The explosion in the volume of content that has accompanied the dawn of the streaming era has also made programmers mindful of finding any way they can to stand out.
“There’s a noticeable uptick right now in brand-name content,” says Matt Youngberg, executive producer of Disney’s “DuckTales.” “All these streaming services are getting their footing, and they all want to have something that they can point at and say, ‘Hey, we have this thing that you’ve heard of before.’”

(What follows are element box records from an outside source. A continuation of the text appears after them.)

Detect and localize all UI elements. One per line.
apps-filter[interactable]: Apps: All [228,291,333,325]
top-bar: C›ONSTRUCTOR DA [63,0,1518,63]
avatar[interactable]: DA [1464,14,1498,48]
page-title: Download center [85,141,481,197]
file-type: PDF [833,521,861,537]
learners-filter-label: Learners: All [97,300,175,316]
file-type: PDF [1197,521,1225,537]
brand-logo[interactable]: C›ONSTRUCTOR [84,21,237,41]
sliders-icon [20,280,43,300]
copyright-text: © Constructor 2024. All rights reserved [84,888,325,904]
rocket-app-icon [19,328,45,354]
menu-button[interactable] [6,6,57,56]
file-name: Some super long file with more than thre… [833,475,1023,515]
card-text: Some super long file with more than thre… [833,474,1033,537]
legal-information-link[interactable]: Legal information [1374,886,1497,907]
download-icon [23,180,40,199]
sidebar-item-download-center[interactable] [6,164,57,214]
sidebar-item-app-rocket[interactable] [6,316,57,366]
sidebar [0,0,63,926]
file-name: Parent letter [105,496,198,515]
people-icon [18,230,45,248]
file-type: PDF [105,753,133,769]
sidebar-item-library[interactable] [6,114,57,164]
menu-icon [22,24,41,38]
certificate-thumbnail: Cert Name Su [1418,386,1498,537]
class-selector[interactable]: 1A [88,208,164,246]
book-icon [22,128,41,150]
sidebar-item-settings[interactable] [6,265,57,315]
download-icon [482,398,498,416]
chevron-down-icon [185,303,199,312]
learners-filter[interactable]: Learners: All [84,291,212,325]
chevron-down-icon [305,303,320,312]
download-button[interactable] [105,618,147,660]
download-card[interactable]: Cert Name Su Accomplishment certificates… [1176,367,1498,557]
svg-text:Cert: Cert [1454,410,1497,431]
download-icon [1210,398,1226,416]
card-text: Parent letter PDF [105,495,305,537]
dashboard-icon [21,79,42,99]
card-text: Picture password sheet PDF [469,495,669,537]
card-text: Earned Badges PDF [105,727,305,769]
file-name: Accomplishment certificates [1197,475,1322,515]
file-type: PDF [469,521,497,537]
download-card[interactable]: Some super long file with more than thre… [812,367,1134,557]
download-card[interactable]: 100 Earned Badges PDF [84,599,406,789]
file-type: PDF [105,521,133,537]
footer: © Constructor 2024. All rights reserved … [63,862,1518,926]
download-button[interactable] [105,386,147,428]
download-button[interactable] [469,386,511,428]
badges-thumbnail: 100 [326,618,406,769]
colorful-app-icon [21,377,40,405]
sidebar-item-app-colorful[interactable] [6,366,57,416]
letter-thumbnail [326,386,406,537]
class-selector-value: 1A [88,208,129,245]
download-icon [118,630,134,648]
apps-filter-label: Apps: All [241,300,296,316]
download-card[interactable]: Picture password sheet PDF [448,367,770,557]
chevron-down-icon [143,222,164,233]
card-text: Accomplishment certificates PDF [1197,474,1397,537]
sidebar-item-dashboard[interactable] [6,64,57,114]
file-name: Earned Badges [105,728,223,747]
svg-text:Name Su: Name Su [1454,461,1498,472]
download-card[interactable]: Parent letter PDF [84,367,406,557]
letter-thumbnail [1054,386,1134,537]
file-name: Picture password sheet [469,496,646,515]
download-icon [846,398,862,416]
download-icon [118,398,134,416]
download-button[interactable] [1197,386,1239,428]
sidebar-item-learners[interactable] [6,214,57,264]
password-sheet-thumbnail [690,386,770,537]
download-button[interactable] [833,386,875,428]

The new “DuckTales” is based on the ’80s series of the same name, which itself was based on the Donald Duck and Scrooge McDuck comic books of Carl Barks and, later, Don Rosa, which themselves were based on the cartoon shorts Walt Disney Animation’s Donald Duck cartoons. Nostalgia and reinvention have ben parts of the “DuckTales” characters’ lives for decades. But the internet has given powerful platforms to fan communities that can be excessively critical of what they view as deviations from their favorite versions. Still, “DuckTales” co-executive producer Francisco Angones preaches patience.
“I look at Batman,” he says. “Batman has been interpreted as Batman ’66 and the Tim Burton Batman and the Christopher Nolan Batman and the animated-series Batman. You can push them and stretch them in different ways. If you believe that a character is good and you love a character enough, then you have to believe that it can withstand a little bit reinvention without fully breaking the character.”
Even in a streaming era, however, kids remain the core audience for kids programming. Paul DeBenedittis, executive vice president of programming and content strategy for Nickelodeon, points to the recent reboot of sketch-comedy series “All That” as an example of how a reboot of an old show must ultimately offer fresh appeal to an audience likely unfamiliar with the original — in this case by being funny.
“At the end of the day, the show has to speak for itself,” DeBenedittis says. “It has to go above and beyond all the bells and whistles and the nostalgia plays. It has to be a great show.”